The First Day of the Year
LAURA PHARIS (b. Roanoke, Virginia, 1948)
The First Day of the Year, 1983
etching with aquatint
Collection of the Longwood Center for the Visual Arts
The Jack Blanton Collection
Gift of Jack Blanton
2007.23.36
Laura Pharis wanted to be an artist all her life. When she was in the 7th grade she took classes at the Roanoke Fine Arts Center taught by Leo Pagenhart and Barbara Bishop. At that time Bishop had just graduated from the art department at Longwood. She went on to teach at Longwood, chair the art department, and establish the Longwood Center for the Visual Arts. Pharis enthusiastically recalls learning art from Bishop and Pagenhart. “They brought to us young teens for the first time: blind contour drawing, gesture drawing, the concept of negative space, and they emphasized the formal, the abstract. This would have been about 1962. They seemed to me at that time to possess the Holy Grail. They assigned each of us to complete 100 contour drawings a week! I was drawing all the time. I remember drawing at a stop light. (My mother was driving.) Barbara Bishop was a wonderful teacher, generous, warm, serious, and very intelligent. She gave us students credit for being intelligent, too. She influenced me both as a studio teacher and as a role model.”
Pharis earned her B.F.A. from Virginia Commonwealth University and her M.F.A. from the University of Wisconsin at Madison.

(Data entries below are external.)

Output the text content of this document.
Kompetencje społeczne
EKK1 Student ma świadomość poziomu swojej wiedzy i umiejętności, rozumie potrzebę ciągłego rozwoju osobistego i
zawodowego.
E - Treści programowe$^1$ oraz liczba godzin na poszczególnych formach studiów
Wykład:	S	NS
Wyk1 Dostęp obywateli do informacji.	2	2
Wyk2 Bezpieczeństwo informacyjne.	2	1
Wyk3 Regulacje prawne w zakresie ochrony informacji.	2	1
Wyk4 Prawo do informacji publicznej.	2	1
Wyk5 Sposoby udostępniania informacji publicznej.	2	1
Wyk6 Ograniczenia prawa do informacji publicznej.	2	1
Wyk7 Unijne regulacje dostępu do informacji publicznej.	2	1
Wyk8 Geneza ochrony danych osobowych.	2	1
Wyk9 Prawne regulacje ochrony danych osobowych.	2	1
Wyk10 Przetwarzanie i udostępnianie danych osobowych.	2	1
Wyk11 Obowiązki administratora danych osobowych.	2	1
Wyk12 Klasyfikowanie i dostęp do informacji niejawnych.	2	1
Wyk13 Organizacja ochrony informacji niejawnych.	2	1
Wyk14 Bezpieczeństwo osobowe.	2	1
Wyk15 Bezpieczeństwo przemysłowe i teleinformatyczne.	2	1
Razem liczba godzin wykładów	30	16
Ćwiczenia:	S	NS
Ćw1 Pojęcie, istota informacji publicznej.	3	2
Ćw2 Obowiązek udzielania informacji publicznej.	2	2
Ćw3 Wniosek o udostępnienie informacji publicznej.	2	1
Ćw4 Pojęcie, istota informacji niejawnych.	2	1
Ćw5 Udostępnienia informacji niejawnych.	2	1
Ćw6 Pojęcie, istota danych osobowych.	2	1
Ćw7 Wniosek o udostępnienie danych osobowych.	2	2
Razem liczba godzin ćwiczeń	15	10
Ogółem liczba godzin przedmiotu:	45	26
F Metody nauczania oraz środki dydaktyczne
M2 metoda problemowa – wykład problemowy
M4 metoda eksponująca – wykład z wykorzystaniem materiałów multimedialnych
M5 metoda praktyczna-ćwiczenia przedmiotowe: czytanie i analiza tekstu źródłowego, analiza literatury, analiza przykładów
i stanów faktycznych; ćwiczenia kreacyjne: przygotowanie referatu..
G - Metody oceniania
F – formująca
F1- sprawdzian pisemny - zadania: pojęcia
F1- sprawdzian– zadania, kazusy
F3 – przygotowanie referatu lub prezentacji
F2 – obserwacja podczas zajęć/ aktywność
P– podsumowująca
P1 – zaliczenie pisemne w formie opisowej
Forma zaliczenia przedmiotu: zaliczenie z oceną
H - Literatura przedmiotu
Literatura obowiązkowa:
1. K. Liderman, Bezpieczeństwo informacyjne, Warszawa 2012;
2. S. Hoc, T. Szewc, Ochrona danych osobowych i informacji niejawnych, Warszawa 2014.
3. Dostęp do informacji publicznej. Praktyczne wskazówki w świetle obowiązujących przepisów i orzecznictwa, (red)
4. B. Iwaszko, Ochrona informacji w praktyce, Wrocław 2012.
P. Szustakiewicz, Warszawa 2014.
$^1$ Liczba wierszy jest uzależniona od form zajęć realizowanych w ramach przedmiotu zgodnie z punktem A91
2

She is now a faculty member in the art department at Sweet Briar College.
About the work shown here, Pharis explains, “I used to be manager of the Richmond Printmaking Workshop. The Printmaking Workshop, in turn, gave birth to the Print Club, an organization devoted to supporting printmaking while learning more about its practitioners and techniques. Each year, as a Print Club membership perk, an original print was given to members of the Print Club. The First Day of the Year was the 1983 Print Club Print. The scene is something that I saw on a walk to Richmond, Virginia’s, Byrd Park on January 1st.”